Pensées et discussions à l’aire de la nationale (66) ou dialogue de l’auto fou

 

J’avais signé ma décharge pour sortir, au plus vite, de l’ennui infernal hospitalier. Je voulais regoûter à la liberté que je m’étais octroyé. Je devais sortir de cet univers aseptisé où tout est surveillé, tout est géré, tout est hygiène et froid. Il me fallait retrouver ma bagnole, mon aire, ma guitare et je ne savais pas trop ni où j’étais, ni où je devais aller. Je savais juste qu’il me fallait rejoindre la mer et je ne pus m’empêcher de sourire en pensant que j’avais bien fait de m’écouter, pour une fois. Suivre la mer allait être mon salut, ça l’était depuis le début de ce voyage finalement.
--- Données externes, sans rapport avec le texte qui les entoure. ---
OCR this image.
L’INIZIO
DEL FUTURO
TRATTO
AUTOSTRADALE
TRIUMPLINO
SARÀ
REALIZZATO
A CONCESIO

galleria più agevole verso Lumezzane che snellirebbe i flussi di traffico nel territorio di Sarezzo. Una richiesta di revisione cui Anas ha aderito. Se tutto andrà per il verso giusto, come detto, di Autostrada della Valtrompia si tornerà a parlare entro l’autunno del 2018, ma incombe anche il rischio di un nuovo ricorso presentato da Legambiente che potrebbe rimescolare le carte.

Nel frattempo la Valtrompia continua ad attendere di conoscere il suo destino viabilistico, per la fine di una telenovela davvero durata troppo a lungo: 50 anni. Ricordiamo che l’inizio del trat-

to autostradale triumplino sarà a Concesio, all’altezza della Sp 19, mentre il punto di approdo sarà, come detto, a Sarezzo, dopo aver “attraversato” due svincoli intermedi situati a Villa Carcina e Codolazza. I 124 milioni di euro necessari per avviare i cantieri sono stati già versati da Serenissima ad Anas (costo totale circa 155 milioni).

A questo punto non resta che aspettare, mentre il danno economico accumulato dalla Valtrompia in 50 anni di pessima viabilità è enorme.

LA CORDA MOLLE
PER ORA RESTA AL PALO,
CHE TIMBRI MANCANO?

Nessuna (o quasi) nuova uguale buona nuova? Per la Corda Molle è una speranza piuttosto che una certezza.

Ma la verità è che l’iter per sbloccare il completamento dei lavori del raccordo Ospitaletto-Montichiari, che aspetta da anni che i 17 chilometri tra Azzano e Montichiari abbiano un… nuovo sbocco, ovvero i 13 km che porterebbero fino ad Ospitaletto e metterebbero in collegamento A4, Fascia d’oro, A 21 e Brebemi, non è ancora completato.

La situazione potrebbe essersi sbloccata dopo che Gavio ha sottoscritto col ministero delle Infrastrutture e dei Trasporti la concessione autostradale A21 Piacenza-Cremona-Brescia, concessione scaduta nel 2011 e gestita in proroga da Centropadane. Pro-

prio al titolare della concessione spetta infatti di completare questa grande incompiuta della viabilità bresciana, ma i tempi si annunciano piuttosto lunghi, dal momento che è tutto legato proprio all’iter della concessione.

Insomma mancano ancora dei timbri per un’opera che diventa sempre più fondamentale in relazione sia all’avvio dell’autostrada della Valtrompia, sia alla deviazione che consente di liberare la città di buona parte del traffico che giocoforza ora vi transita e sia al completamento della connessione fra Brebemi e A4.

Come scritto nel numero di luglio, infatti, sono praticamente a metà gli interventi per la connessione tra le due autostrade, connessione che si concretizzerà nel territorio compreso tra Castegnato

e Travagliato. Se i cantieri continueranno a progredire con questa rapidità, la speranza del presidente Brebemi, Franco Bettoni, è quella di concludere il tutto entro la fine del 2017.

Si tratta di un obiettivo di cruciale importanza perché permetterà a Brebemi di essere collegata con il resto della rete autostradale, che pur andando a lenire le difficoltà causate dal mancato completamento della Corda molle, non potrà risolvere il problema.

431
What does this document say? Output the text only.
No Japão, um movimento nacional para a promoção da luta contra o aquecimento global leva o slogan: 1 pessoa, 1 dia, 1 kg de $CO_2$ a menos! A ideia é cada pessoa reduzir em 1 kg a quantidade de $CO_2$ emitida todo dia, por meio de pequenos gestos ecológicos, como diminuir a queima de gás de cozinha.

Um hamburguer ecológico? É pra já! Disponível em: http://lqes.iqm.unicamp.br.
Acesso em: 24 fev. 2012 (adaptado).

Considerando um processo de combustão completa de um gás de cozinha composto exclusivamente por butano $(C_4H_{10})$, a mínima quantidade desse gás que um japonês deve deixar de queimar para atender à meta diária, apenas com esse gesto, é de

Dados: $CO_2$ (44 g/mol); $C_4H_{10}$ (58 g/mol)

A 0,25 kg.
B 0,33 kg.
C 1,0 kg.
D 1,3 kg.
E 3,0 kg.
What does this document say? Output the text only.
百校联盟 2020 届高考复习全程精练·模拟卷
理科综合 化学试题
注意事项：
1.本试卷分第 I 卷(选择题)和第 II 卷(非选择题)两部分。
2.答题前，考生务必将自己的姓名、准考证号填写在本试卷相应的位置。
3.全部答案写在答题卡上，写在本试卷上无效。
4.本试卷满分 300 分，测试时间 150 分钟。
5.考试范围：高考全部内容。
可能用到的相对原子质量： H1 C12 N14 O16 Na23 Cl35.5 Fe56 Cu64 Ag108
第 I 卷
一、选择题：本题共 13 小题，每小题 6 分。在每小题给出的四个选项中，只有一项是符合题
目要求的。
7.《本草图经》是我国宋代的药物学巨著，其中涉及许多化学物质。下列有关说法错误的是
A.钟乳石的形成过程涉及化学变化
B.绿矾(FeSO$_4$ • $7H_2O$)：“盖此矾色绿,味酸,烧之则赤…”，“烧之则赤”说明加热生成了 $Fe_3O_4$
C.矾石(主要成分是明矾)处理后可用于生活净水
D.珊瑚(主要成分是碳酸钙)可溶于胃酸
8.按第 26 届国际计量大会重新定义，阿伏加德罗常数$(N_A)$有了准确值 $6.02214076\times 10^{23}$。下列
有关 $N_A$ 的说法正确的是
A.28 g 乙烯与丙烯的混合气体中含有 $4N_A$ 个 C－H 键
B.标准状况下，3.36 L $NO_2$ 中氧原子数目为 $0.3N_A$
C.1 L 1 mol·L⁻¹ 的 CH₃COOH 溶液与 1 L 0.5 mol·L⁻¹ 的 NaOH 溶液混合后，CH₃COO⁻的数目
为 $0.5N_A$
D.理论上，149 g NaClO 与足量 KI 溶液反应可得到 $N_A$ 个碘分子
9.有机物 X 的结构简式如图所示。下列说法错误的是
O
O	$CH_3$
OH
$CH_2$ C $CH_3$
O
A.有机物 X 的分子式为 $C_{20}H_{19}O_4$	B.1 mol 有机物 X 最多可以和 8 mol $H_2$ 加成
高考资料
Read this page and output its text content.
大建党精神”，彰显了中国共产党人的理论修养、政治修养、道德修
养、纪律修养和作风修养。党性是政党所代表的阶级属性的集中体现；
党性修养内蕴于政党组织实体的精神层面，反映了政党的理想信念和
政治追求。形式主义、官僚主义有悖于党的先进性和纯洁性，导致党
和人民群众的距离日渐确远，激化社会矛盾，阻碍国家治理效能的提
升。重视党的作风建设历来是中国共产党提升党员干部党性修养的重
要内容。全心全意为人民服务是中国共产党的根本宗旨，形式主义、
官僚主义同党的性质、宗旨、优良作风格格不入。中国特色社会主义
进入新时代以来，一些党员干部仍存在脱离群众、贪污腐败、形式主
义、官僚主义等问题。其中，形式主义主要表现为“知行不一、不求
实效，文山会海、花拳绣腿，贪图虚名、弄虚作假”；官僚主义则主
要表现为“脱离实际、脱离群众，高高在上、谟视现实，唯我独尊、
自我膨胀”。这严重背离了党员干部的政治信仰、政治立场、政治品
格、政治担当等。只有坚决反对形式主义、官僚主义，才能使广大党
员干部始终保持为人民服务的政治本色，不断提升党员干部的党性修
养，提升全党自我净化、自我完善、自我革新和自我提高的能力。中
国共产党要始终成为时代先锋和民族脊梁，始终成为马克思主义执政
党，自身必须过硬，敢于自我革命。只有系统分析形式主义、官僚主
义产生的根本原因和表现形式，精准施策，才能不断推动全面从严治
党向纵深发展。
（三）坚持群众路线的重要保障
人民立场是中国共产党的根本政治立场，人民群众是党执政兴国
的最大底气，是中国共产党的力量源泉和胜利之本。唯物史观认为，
Je sentais toujours un poids, une tenaille autour de mon cœur. J’avais eu une sorte de fracture du myocarde, une casse du moteur. J’étais marqué, affaibli mais, bizarrement,  je me sentais tellement plus léger, comme si la chirurgie avait ôté les éléments inutiles de ma vie. Au début, il y a la sensation d’une gêne, peut être même un manque et puis, on s’habitue, on vit avec, on revit avec ou plutôt sans. On se lève, on marche, on regarde le ciel. On attrape tous les sourires des infirmières ou des aides-soignantes. On attrape tout ce qui peut être positif. On découvre les joies des programmes télé en journée, les petits bonheurs des plateaux repas infâmes et on se dit que, finalement, c’est tellement mieux de vivre, même en laissant derrière soi une partie, un bout de ce qu’on ne veut plus.

Il fait tellement beau dans toutes les émissions de télé, il y a tant de sourires et de joie sur les ondes que le monde doit être bien plus beau que ce que je vis. Plusieurs fois, seul, alité, je m’étais dit que je devrais la retrouver ; que mes rêves en dépendaient ; que j’avais l’impression de sentir les battements de son cœur remplacer les miens. Je me disais que je la chercherais partout et qu’il n’y aurait même pas de fin à cette quête et puis, je revenais dans le monde des vivants et je voyais que ce genre de sentiments n’existaient pas pour moi et, de toute façon, elle n’avait aucune idée de ce qu’aimer pouvait signifier, alors je regardais les fissures du plafond de ma chambre et j’essayais de les reboucher à la force de l’esprit. Encore une utopie.

C’est le jour où tu tombes nez à nez avec un miroir et que tu perds le combat, que tu te dis qu’il faut que tout cela cesse. Depuis des mois, j’avais essayé de ne pas sombrer et je m’étais détruit à essayer de survivre mais l’image que je recevais de moi désormais, m’agressait littéralement. Je n’aimais pas cet inconnu que j’étais devenu pour moi. J’avais regardé au plus profond de moi et j’étais tombé. Il fallait se relever encore une fois et recommencer.

Et les rires forcés des présentateurs télé, les blagues éculées, depuis 30 ans, de nouveaux pseudos humoristes qui nous rejouent les émissions déjà navrantes de notre enfance, sur les réseaux, et qu’on like en désespoir de son propre humour et les leçons de morale des intellectuels perchés sur des piédestaux qui ressemblent davantage à des palettes peintes ridicules, finissent d’achever le besoin de changer.

Il y avait dans tous ces discours convenus une idée qui ressemblait à une construction qui m’était hostile. L’idée que l’autre savait mieux que moi ce qui me convient, ce qu’il me fallait et même ce que je voulais alors que la seule chose que je voulais justement, c’était qu’on m’attrape, qu’on m’enlace, juste qu’on m’aime, une fois.

J’étais résolu à ne plus vivre ce que j’avais vécu. Cet océan de morale dans lequel j’avais été plongé et qui m’obligeait à vivre selon les envies de l’autre, selon son regard. Chaque instant ne faisait que creuser le fossé entre la vie rêvée des gens, ce monde bleu pastel, où tout est beau, où tout va bien et la vie telle que je continuais de la vivre. Toutes les belles notions qui m’avaient sauté au visage et qui consistaient à décider ce que je devais croire, faire, penser, vivre, me devenaient totalement insupportables.

Il fallait que je sorte, que je reprenne ma route et, malgré le corps marqué, blessé, je voulais encore qu’on me prenne et qu’on me donne. Je savais que j’allais errer encore longtemps dans les plaines de la mélancolie, dans les océans de cicatrices béantes, dans les champs des blessures secrètes mais je devais suivre mon chemin.